The ancient Pythagoreans recognized the importance of these intervals (2:1 octave, 3:2 perfect fifth, and 4:3 perfect fourth). They also recognized that the difference between the size of the 3:2 and 4:3 ratios was useful, an interval with a frequency ratio of 9:8, which eventually became known as a "whole step."
So far, if you combine these ratios within one octave, you can build a perfect fifth and fourth up from the bottom note, as well as a perfect fifth and fourth down from the top note. The meet in the middle around a 9:8 "whole step." In musical notes, this would for example outline the notes E-A-B-E within an octave. (As I noted in comments, this overall can be thought of as a 12:9:8:6 ratio between four notes, which was how the Pythagoreans thought of it.)
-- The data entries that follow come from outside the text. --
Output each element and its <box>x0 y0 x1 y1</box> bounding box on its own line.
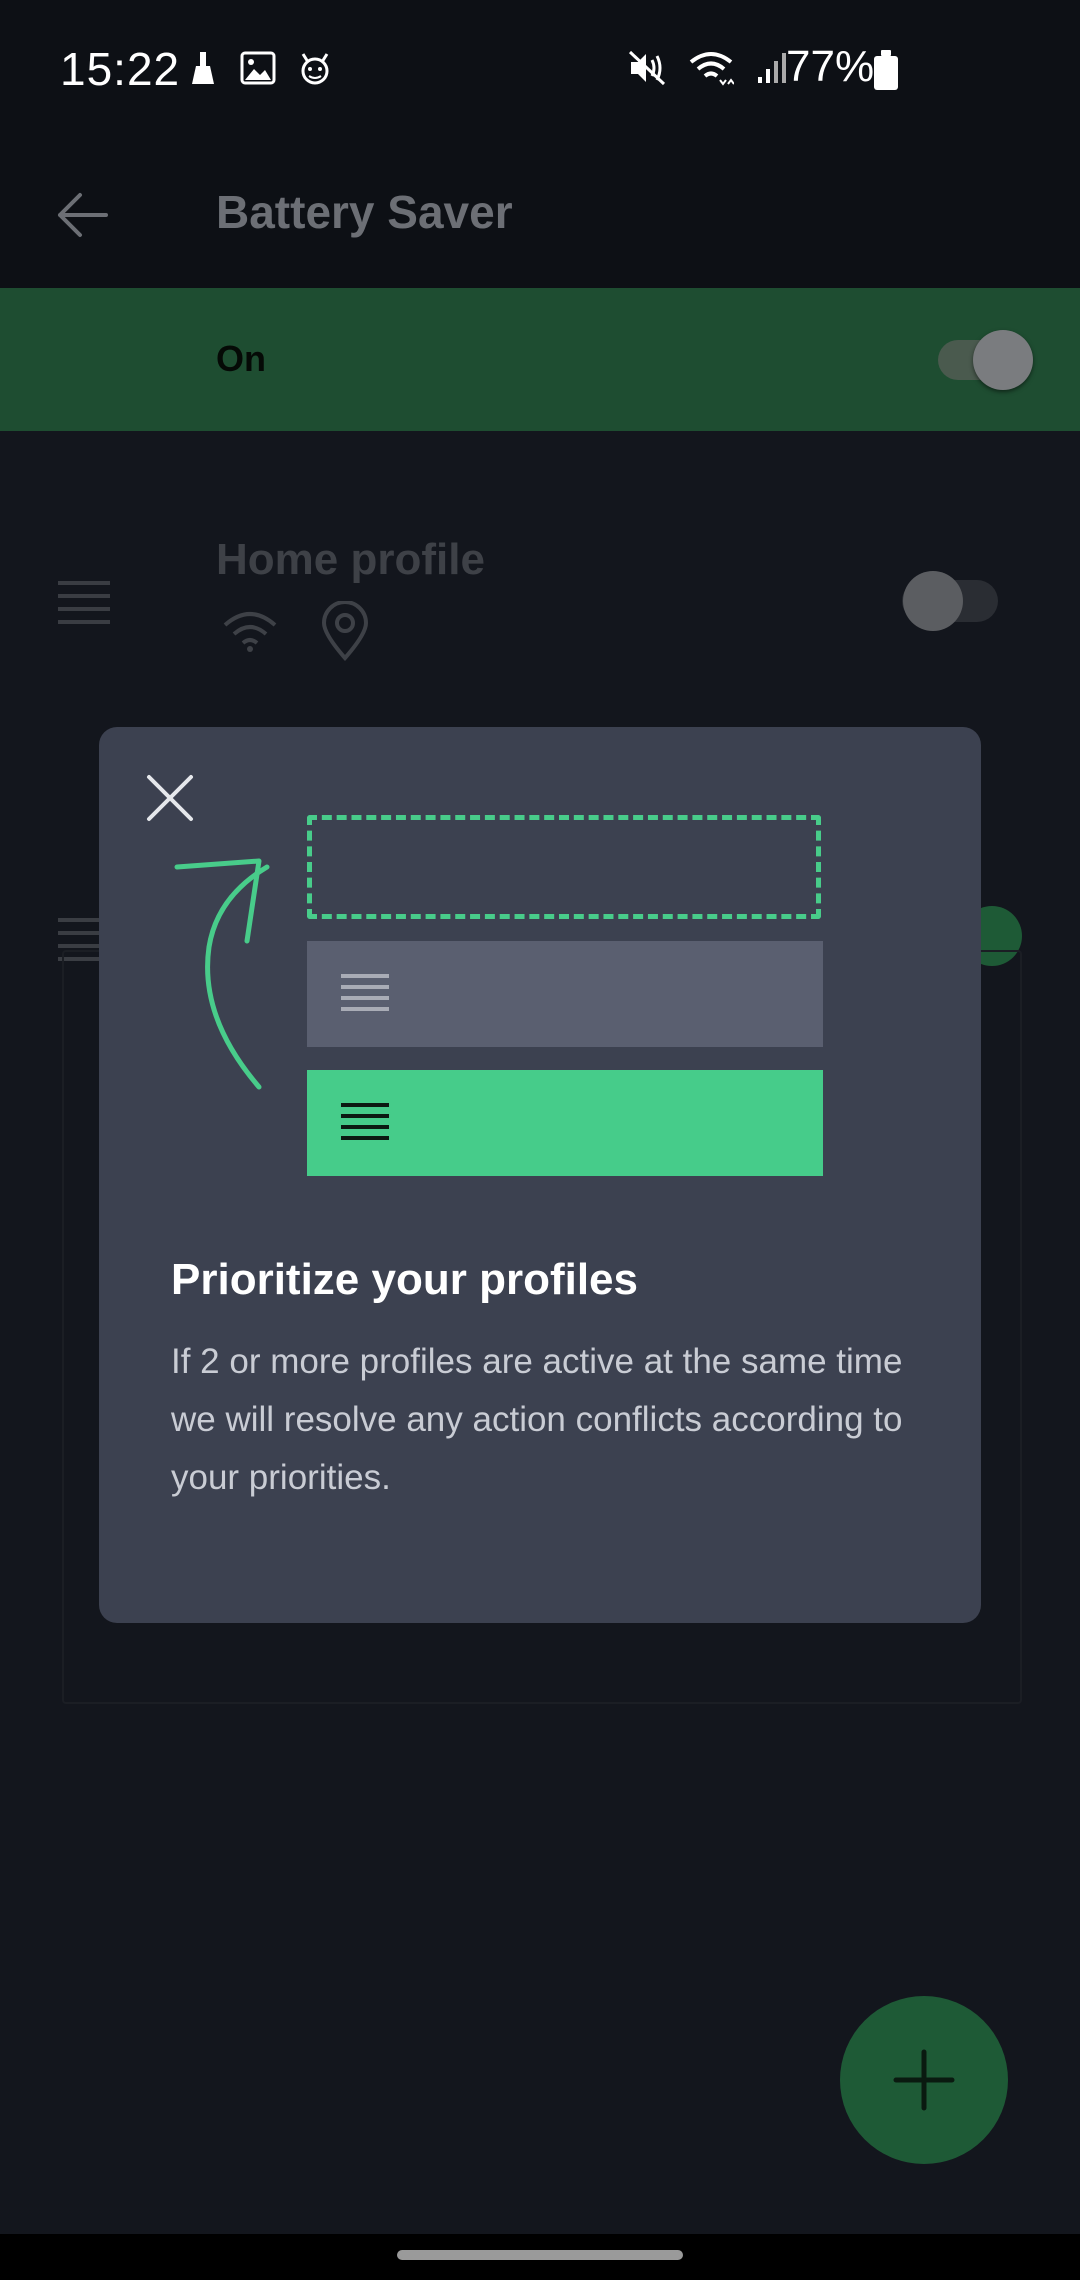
location-pin-icon <box>320 600 370 666</box>
curved-arrow-icon <box>174 858 270 1090</box>
dialog-title: Prioritize your profiles <box>171 1255 638 1304</box>
app-bar: Battery Saver <box>0 145 1080 288</box>
onboarding-dialog: Prioritize your profiles If 2 or more pr… <box>99 727 981 1623</box>
drag-handle-icon[interactable] <box>58 581 110 625</box>
gallery-icon <box>240 51 276 90</box>
profile-toggle-thumb[interactable] <box>903 571 963 631</box>
arrow-left-icon <box>58 193 108 237</box>
navigation-bar <box>0 2234 1080 2280</box>
master-switch-row[interactable]: On <box>0 288 1080 431</box>
status-icons-right <box>628 50 790 91</box>
page-title: Battery Saver <box>216 186 513 238</box>
status-icons-left <box>188 50 332 91</box>
wifi-icon <box>688 50 735 91</box>
close-icon <box>147 775 193 821</box>
back-button[interactable] <box>44 175 124 255</box>
close-button[interactable] <box>141 769 199 827</box>
mute-icon <box>628 50 666 91</box>
illustration-drop-slot <box>307 815 821 919</box>
master-switch-label: On <box>216 338 266 379</box>
profile-trigger-icons <box>222 600 370 666</box>
profile-row[interactable]: Home profile <box>0 535 1080 735</box>
dialog-body: If 2 or more profiles are active at the … <box>171 1342 903 1497</box>
plus-icon <box>893 2049 955 2111</box>
illustration-profile-card-grey <box>307 941 823 1047</box>
list-lines-icon <box>341 974 389 1018</box>
list-lines-icon <box>341 1103 389 1147</box>
status-time: 15:22 <box>60 43 181 95</box>
home-gesture-handle[interactable] <box>397 2250 683 2260</box>
wifi-icon <box>222 609 278 658</box>
add-profile-button[interactable] <box>840 1996 1008 2164</box>
mascot-icon <box>298 50 332 91</box>
illustration-profile-card-green <box>307 1070 823 1176</box>
status-bar: 15:22 77% <box>0 0 1080 145</box>
master-switch-thumb[interactable] <box>973 330 1033 390</box>
battery-icon <box>874 50 898 90</box>
signal-icon <box>756 51 790 90</box>
screen: 15:22 77% Battery Saver On Home profile … <box>0 0 1080 2280</box>
profile-name: Home profile <box>216 535 485 584</box>
battery-percent: 77% <box>786 42 875 91</box>
cleaner-icon <box>188 50 218 91</box>
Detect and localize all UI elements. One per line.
Again, all of this dates to ancient Greece and is built on fundamental consonant intervals/ratios. The question then is how to fill out the rest of the notes within that octave. And the Greeks had a lot of answers to that, with a lot of different tuning systems.
But one possibility that they settled on was called a "diatonic" system, which literally means "through whole tones" (i.e., those 9:8 ratios I mentioned). They took that interval that originated as a difference between the 3:2 fifth and the 4:3 fourth and started tuning 9:8 "whole steps" to create a scale, starting at the top.
In musical terms, this was like going E-D-C down the scale. But they had already built B and A after that. So then once they got to A, they built more whole tones going down A-G-F. Then you had a complete scale going down an octave: E-D-C-B-A-G-F-E. Most of the intervals were those 9:8 "whole tones." But a couple (C-B and F-E) were smaller intervals with really odd mathematical ratios. In effect, the Greeks didn't care about those ratios so much: they just cared about tuning the other notes, and those left over small bits were kind of like the "errors" that were left over in tuning.
What you then have is seven intervals within an octave creating the diatonic scale, which survives to the present day.
As to how this relates to the 12-note chromatic scale -- well, some Greeks (particularly a guy named Aristoxenus) realized that those little left over bits in the scale were about the size of intervals that could almost divide the octave into 12 equal bits. They were a little bit off, though. Similarly, those little bits were roughly one half the size of the 9:8 whole tone interval.
Over the centuries once harmony developed more, there were various reasons that the 12-note chromatic equal division seemed to be better than the one constructed with the simple 3:2, 4:3, and 9:8 ratios. That's a much more complex story (the story of musical temperament).
But hopefully this explains the gist of why a 7-interval division of the "octave" developed historically.